Dr. Stephan R. Eberhardt ist als österreichischer und deutscher Rechtsanwalt tätig und auf die rechtliche Beratung bei Immobilien- und Haftungsfragen spezialisiert (office@rechtsanwalt-eberhardt.com).


[1] Bundesgesetz über die Koordination bei Bauarbeiten (Bauarbeitenkoordinationsgesetz – BauKG) StF: BGBl I 1999/37.

[2] Vgl zum Ganzen Eberhardt/Klaubetz, Handbuch Immobilienprojektentwicklung, II.G 3.d) Sonstige öffentlich-rechtliche Vorgaben – Baukoordinationsgesetz (BauKG), im Erscheinen.

[3] Vgl Eberhardt/Klaubetz, Handbuch Immobilienprojektentwicklung, II.G 3.d) Sonstige öffentlich-rechtliche Vorgaben – Baukoordinationsgesetz (BauKG), im Erscheinen.
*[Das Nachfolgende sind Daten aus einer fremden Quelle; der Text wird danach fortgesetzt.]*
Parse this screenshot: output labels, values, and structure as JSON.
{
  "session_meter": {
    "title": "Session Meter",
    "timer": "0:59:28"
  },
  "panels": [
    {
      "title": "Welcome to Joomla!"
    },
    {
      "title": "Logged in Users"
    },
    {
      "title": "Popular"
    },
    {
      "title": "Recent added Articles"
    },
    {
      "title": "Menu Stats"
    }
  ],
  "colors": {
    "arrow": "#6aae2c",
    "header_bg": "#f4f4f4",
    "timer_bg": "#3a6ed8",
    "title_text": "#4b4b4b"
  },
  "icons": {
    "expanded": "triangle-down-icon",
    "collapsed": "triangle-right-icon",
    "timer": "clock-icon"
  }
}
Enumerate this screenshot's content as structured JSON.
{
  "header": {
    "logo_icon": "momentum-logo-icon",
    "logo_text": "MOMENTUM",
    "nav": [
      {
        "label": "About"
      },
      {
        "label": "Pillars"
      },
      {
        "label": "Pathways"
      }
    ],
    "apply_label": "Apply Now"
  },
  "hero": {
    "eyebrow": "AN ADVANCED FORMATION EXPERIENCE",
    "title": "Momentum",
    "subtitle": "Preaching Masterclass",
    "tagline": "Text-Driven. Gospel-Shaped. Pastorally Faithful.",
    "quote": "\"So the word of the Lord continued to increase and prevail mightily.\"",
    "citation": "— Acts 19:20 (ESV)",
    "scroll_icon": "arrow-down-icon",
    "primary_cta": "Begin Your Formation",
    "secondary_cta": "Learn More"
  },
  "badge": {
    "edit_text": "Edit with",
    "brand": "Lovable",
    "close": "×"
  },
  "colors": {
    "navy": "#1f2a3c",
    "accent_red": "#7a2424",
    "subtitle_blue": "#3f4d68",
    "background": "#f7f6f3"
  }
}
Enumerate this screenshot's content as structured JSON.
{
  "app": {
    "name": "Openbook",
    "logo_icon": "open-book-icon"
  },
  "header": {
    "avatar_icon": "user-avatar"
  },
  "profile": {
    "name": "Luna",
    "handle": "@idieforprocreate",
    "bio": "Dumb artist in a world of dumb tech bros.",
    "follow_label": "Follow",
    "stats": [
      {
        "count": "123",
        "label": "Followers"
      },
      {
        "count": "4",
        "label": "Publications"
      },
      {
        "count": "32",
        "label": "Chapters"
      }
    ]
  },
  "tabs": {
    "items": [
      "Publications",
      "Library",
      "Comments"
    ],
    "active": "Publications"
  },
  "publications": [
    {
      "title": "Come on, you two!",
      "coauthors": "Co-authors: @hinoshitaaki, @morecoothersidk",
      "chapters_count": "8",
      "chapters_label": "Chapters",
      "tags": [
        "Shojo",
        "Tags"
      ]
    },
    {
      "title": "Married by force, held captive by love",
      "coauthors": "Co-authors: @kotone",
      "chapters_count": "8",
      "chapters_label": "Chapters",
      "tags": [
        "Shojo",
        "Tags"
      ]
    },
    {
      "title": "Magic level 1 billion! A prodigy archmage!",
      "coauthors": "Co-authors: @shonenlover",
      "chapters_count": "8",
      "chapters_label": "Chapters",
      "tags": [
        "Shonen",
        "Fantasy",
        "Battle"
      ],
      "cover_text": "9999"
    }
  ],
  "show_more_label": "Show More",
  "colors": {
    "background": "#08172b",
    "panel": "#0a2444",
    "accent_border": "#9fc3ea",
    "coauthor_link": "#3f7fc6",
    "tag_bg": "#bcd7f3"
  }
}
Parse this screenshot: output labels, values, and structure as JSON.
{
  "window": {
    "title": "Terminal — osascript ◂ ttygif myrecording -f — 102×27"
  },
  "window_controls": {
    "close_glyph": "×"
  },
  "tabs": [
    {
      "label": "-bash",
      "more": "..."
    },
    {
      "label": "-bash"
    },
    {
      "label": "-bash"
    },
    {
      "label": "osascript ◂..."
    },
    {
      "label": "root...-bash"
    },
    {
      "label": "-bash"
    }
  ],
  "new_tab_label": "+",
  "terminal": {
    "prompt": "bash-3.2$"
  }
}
[4] Vgl zum Ganzen Eberhardt/Klaubetz, Handbuch Immobilienprojektentwicklung, II.G 3.d) Sonstige öffentlich-rechtliche Vorgaben – Baukoordinationsgesetz (BauKG), im Erscheinen.

[5] Vgl OGH 12.8.2004, 1 Ob 233/03a; OGH 22.12.2005, 10 Ob 112/05a; OGH 25.4.2007, 3 Ob 44/07b.

[6] Die Bestellung hat schriftlich zu erfolgen und der Beauftragte hat dies schriftlich zu bestätigen. Der Baustellenkoordinator ist nach § 1299 ABGB als Sachverständiger anzusehen und haftet daher für die inhaltliche Fachgerechtheit seiner Leistung.

[7] Auftraggeber sind jedoch nicht vom Auswahlverschulden befreit. Siehe dazu Rindler/Pflaum, Schadenersatzpflicht des Ziviltechnikers, in Pflaum/Karlberger/Wiener/Opetnik/Rindler, Ziviltechnikerrecht 107 ff.

[8] OGH 11.12.2003, 2 Ob 272/03v.

[9] Vgl zum Ganzen Eberhardt/Klaubetz, Handbuch Immobilienprojektentwicklung, II.G 3.d) Sonstige öffentlich-rechtliche Vorgaben – Baukoordinationsgesetz (BauKG), im Erscheinen.